NAME

pdf2xml - extract text from PDF files and wraps it in XML

SYNOPSIS

pdf2xml [OPTIONS] pdf-file > output.xml

OPTIONS

-h ............. skip de-hypenation (keep hyphenated words)
-l lexicon ..... provide a list of words or a text in the target language
-L ............. skip lowercasing (which is switched in by default)
-m ............. skip merging character sequences (not recommended)
-r ............. skip 'pdftotext -raw' (not recommended)
-x ............. skip standard 'pdftotext'
-X ............. use pdfXtk to convert to XHTML (and nothing else)
-v ............. verbose output

DESCRIPTION

pdf2xml calls pdftotext and Apache Tika to extract text from PDf files and to convert them to XML (actually XHTML).
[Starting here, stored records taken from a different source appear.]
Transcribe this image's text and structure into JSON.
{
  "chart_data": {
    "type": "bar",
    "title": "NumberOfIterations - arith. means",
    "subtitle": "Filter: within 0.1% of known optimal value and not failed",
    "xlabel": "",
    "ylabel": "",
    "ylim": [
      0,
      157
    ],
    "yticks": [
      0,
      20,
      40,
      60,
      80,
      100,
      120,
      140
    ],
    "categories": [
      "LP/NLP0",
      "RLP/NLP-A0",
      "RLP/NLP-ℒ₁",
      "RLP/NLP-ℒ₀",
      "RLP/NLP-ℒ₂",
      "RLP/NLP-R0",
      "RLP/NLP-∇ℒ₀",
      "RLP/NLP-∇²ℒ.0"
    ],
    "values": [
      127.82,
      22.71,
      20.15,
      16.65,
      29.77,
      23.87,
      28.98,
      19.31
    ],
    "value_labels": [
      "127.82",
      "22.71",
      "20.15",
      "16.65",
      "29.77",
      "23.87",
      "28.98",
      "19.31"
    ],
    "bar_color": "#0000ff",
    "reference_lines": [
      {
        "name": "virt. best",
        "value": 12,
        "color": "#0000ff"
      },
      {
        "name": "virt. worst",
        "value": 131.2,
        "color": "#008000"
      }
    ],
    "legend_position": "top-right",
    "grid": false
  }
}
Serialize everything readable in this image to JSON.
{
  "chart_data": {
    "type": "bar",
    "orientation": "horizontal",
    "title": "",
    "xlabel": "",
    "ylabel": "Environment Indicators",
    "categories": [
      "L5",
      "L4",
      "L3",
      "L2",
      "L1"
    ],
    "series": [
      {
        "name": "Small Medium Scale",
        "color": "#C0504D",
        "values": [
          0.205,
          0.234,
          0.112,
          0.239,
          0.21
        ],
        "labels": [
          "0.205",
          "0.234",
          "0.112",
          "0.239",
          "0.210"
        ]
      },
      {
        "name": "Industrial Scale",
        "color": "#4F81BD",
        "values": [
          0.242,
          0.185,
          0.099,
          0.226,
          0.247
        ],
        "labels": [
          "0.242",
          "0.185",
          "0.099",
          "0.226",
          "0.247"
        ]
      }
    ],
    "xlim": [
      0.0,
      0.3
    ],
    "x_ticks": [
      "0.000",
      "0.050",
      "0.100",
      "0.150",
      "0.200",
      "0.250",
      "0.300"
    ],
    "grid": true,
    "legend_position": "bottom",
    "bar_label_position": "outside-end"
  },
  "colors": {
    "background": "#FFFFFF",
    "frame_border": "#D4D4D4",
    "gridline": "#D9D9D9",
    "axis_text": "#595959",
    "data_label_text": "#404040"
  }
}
It also uses some heuristics to find words that should not be split into character sequences (which often happens with pdf-text extraction tools) and it also tries to put hyphenated words together.

Example: raw is without cleanup heuristics

raw:    <p>PRESENTATION ET R A P P E L DES PRINCIPAUX RESULTATS 9</p>
clean:  <p>PRESENTATION ET RAPPEL DES PRINCIPAUX RESULTATS 9</p>

raw:    <p>2. Les c r i t è r e s de choix : la c o n s o m m a t i o n 
           de c o m b u s - t ib les et l e u r moda l i t é 
           d ' u t i l i s a t i on d 'une p a r t , 
           la concen t r a t ion d ' a u t r e p a r t 16</p>

clean:  <p>2. Les critères de choix : la consommation 
           de combustibles et leur modalité 
           d'utilisation d'une part, 
           la concentration d'autre part 16</p>

TODO

This is quite slow and loading Apache Tika for each conversion is not very efficient. Using the server mode of Apache Tika would be a solution.

Character merging heuristics are very simple. Using the longest string forming a valid word from the vocabulary may lead to many incorrect words in context for some languages. Also, the implementation of the merging procedure is probably not the most efficient one.

De-hyphenation heuristics could also be improved. The problem is to keep it as language-independent as possible.

SEE ALSO

Apache Tika: http://tika.apache.org

The Poppler Developers - http://poppler.freedesktop.org

pdfXtk http://sourceforge.net/projects/pdfxtk/

COPYRIGHT AND LICENSE

Copyright (C) 2013 by Joerg Tiedemann

This library is free software; you can redistribute it and/or modify it under the same terms as Perl itself, either Perl version 5.8.8 or, at your option, any later version of Perl 5 you may have available.